A transaction is termed material when its omission or misstatement in a financial report will impact the decision of a stakeholder, and the opposite is the case for immaterial transactions.

OBJECTIVITY PRINCIPLE

The objectivity principle states that the financial statements a company produces must be based on solid evidence. This aims to ensure that the financial information is unbiased and free from internal or external influences. The objectivity concept cuts across many levels governing how financial reports are produced and audited. This insures investors’ trust in the authenticity of financial statements.

GOING CONCERN

Now what do you mean by going concern? After thought? I shouldn’t think about it? My concern came and now it’s going? This is one of those weird terms I was talking about, and apparently going concern is a good thing.

Going concern is an accounting term that means a company is financially stable enough to meet its obligations and continue doing business for the foreseeable future.
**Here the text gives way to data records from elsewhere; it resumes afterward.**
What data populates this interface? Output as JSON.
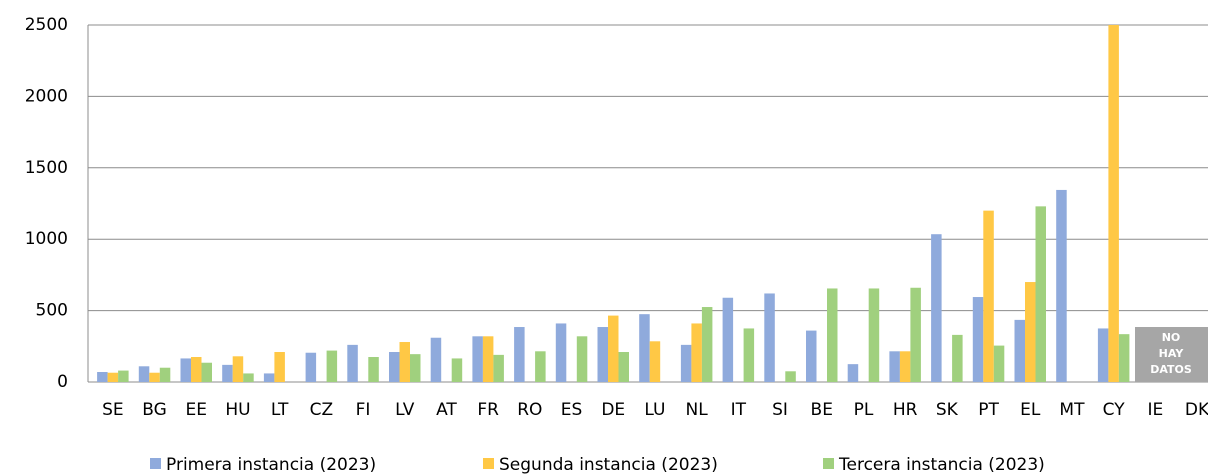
{
  "chart_data": {
    "type": "bar",
    "categories": [
      "SE",
      "BG",
      "EE",
      "HU",
      "LT",
      "CZ",
      "FI",
      "LV",
      "AT",
      "FR",
      "RO",
      "ES",
      "DE",
      "LU",
      "NL",
      "IT",
      "SI",
      "BE",
      "PL",
      "HR",
      "SK",
      "PT",
      "EL",
      "MT",
      "CY",
      "IE",
      "DK"
    ],
    "series": [
      {
        "name": "Primera instancia (2023)",
        "color": "#8faadc",
        "values": [
          70,
          110,
          165,
          120,
          60,
          205,
          260,
          210,
          310,
          320,
          385,
          410,
          385,
          475,
          260,
          590,
          620,
          360,
          125,
          215,
          1035,
          595,
          435,
          1345,
          375,
          null,
          null
        ]
      },
      {
        "name": "Segunda instancia (2023)",
        "color": "#ffc845",
        "values": [
          65,
          65,
          175,
          180,
          210,
          null,
          null,
          280,
          null,
          320,
          null,
          null,
          465,
          285,
          410,
          null,
          null,
          null,
          null,
          215,
          null,
          1200,
          700,
          null,
          2500,
          null,
          null
        ]
      },
      {
        "name": "Tercera instancia (2023)",
        "color": "#a0d07e",
        "values": [
          80,
          100,
          135,
          60,
          null,
          220,
          175,
          195,
          165,
          190,
          215,
          320,
          210,
          null,
          525,
          375,
          75,
          655,
          655,
          660,
          330,
          255,
          1230,
          null,
          335,
          null,
          null
        ]
      }
    ],
    "ylim": [
      0,
      2500
    ],
    "yticks": [
      0,
      500,
      1000,
      1500,
      2000,
      2500
    ],
    "grid": true,
    "legend": "bottom",
    "annotation": "NO HAY DATOS"
  }
}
This title of going concern allows the company to defer certain expenses and assets in the financial report (e.g., startup costs, depreciation costs on tangible assets).

CREDITS AND DEBITS (Double Entry)

I grew up with the idea that debits (bank alerts) meant was subtracted while credits meant money was added. Things seem to be not so straight forward in accounting, where debits means increase and credits means decrease, although not the case all the time, as there as specific rules to follow that I am yet to learn. For now, all I know is that debit is at the left side of the accounting entry and it increases assets and expenses, and decreases liabilities and revenue; while credit on the right side, increases liabilities and revenues and decreases assets and expenses. Debits and credits are a way of showing where value is coming from and where it is going. Debit is the receiving side, and credit is the giving side. Remember every transaction must maintain the balance: assets = liabilities + equity.